Un feu dans sa poitrine l'aveugla soudain, effaçant le manoir, crissant par-dessus les sons, perçant son crâne. Draco se cramponna à l'intérieur de ses poches, sans savoir comment il tenait encore debout.
— Draco ?
— Allons-y, articula-t-il péniblement à la silhouette floue qui lui tendait son bras.
La pression sur son poignet l'entraina dans un tuyau qui le comprima, le priva d'air, pour le relâcher sur un quai bruyant et enfumé. Aussi vite qu'elle était venue, la douleur retomba et il se redressa. Rien n'avait échappé à sa mère.
— Cet antidote n'est pas au point, marmonna-t-il.
Narcissa plissa le nez.
— Depuis quand testes-tu les potions sur toi ?
— Depuis que je me soucie de mes futures BUSE.
— Ton père te le déconseillerait. Tu te souviens de la potion qui avait modifié ses cheveux ?
— Je suis sûr que le rose ne lui allait pas si mal. Au pire des cas, je pourrai toujours manquer les cours.
— Je vois que ton souci pour tes BUSE a vite disparu.
— Il faut savoir ce que tu veux, répliqua-t-il d'un ton sec. Je suis censé préserver ma dignité ou mes notes ?
— Préserve les deux si possible, répondit-elle en le poussant vers la locomotive écarlate.
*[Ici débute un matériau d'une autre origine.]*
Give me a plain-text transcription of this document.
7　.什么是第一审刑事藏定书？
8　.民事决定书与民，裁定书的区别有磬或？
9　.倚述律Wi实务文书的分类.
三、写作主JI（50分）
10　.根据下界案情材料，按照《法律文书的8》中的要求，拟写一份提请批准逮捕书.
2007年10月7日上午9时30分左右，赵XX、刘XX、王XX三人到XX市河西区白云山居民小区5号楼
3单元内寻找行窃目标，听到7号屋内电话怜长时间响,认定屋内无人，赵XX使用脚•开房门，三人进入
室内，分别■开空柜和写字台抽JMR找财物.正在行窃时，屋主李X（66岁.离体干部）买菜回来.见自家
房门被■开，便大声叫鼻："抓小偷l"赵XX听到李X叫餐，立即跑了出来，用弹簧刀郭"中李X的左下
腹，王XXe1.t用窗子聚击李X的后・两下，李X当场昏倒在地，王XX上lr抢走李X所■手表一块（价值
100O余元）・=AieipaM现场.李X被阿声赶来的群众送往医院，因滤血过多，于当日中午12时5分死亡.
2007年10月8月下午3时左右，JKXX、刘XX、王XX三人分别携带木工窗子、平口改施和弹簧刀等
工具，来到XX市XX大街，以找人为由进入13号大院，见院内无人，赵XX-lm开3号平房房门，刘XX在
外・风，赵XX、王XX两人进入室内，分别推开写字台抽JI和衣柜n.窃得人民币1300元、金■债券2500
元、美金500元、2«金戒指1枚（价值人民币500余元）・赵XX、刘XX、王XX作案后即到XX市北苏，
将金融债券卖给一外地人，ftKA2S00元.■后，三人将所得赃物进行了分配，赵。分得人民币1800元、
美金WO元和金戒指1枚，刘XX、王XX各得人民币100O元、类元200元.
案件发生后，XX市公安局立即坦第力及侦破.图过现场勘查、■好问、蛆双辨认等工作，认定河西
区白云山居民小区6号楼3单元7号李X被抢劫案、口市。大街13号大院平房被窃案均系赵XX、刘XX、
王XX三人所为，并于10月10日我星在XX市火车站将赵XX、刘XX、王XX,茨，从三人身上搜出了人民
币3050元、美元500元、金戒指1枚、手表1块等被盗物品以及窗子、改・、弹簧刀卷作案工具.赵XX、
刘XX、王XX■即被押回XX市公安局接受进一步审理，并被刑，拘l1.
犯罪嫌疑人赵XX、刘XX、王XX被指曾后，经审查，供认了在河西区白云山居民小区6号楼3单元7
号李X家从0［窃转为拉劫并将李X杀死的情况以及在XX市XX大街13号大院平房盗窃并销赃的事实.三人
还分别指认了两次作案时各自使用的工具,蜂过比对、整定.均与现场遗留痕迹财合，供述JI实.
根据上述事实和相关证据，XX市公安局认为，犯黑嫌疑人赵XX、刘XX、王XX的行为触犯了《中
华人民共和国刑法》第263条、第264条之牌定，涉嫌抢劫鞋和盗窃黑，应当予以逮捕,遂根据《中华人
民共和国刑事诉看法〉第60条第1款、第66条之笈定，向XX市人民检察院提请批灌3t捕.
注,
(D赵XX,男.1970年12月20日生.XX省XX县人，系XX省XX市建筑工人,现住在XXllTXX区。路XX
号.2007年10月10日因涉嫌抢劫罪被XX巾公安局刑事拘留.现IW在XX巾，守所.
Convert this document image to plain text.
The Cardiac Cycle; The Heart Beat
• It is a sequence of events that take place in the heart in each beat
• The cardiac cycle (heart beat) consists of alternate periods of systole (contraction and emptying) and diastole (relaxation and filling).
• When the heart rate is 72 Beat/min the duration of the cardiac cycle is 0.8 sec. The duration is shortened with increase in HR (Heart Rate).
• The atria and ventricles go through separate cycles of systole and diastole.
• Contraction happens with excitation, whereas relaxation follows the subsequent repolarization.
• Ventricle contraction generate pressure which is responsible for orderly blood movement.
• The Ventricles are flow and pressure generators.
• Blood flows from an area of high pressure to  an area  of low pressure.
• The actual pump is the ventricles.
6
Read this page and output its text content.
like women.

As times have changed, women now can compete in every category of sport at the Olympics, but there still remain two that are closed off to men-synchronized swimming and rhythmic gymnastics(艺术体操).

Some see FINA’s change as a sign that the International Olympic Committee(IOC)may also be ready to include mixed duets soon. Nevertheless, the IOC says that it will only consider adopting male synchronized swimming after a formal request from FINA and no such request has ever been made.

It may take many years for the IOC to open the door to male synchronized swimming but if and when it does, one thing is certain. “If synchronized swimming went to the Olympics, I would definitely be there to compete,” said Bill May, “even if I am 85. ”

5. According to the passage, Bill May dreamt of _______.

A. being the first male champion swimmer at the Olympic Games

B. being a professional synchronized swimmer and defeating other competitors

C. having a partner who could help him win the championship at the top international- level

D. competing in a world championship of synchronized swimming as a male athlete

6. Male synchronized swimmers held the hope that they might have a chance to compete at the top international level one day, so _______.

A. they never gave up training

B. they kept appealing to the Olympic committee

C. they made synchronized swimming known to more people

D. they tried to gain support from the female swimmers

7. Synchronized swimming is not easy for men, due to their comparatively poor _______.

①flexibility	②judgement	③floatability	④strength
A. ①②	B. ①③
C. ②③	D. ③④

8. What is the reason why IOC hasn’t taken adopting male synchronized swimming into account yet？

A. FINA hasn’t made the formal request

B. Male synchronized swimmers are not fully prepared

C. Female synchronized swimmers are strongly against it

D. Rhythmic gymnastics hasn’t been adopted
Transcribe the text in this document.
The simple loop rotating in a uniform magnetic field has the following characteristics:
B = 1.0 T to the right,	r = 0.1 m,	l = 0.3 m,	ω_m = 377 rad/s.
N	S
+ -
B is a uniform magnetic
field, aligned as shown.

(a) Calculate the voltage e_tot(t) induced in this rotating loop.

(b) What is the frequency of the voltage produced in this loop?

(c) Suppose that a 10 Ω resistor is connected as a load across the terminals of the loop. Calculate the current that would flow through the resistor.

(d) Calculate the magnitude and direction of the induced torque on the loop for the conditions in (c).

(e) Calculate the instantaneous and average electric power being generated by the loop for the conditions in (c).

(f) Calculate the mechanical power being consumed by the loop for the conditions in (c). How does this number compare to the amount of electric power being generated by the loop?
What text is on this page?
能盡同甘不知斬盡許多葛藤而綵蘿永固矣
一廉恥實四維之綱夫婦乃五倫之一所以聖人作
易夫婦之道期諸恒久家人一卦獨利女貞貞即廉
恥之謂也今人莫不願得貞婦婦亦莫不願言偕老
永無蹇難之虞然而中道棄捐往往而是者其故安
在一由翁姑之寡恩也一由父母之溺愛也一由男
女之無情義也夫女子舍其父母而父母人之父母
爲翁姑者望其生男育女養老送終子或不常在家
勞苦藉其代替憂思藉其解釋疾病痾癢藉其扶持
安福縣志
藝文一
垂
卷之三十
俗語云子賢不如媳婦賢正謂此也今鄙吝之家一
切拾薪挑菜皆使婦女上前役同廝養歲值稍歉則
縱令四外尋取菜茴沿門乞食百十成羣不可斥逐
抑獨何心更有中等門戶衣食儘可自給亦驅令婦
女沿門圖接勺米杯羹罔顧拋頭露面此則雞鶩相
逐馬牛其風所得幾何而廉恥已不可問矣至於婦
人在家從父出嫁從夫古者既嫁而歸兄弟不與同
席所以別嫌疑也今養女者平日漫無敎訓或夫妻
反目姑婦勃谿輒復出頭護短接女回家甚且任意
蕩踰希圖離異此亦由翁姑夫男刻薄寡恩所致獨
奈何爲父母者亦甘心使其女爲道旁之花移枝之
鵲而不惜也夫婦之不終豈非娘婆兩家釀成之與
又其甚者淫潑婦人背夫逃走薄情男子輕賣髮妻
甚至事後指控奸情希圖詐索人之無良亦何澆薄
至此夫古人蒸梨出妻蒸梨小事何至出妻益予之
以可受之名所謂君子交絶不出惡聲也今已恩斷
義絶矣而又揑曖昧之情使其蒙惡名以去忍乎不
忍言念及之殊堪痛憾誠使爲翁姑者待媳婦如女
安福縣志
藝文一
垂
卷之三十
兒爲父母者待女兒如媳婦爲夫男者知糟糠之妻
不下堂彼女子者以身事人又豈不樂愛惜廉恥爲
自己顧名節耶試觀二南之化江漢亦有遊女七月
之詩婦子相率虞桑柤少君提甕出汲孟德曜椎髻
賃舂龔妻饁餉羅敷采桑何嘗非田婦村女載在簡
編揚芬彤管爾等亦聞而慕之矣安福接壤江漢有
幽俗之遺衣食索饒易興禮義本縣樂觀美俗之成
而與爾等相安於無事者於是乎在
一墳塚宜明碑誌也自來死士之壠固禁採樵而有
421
Draco la salua et contourna les quelques familles présentes alors que retentissait le craquement du transplanage. Au premier marchepied déployé, il entra dans le couloir qui longeait les wagons. Il remontait vers la queue du train quand une sensation le fit s'arrêter net. Draco baissa les yeux vers ses mains.
Tout son corps venait de se détendre, comme s'il nageait depuis des jours à travers un marécage d'orties. Il frissonna. Il ne s'était pas senti aussi bien depuis… quand ?
Il s'arrêta devant les portes vitrées d'un wagon. On y avait déjà déposé sa valise dans le porte-bagages. Hermione était assise en dessous, un manuel posé sur ses genoux et la cage du Vivet à côté d'elle. Elle ne lisait pas, elle fixait le vide, la bouche entrouverte. Quand elle se tourna vers lui à travers la vitre, il sut qu'elle avait ressenti exactement la même chose.
Une fois le store du wagon descendu, Draco s'assit sur la banquette en face d'elle.
— Je n'avais pas réalisé… commença-t-elle. Ça veut dire que le périmètre a continué de se resserrer.
Elle pinça ses lèvres. Ce qu'elle pensait était limpide ; si se trouver d'un bout à l'autre du manoir avait eu cet effet, passer toute une nuit dans leurs dortoirs respectifs serait invivable.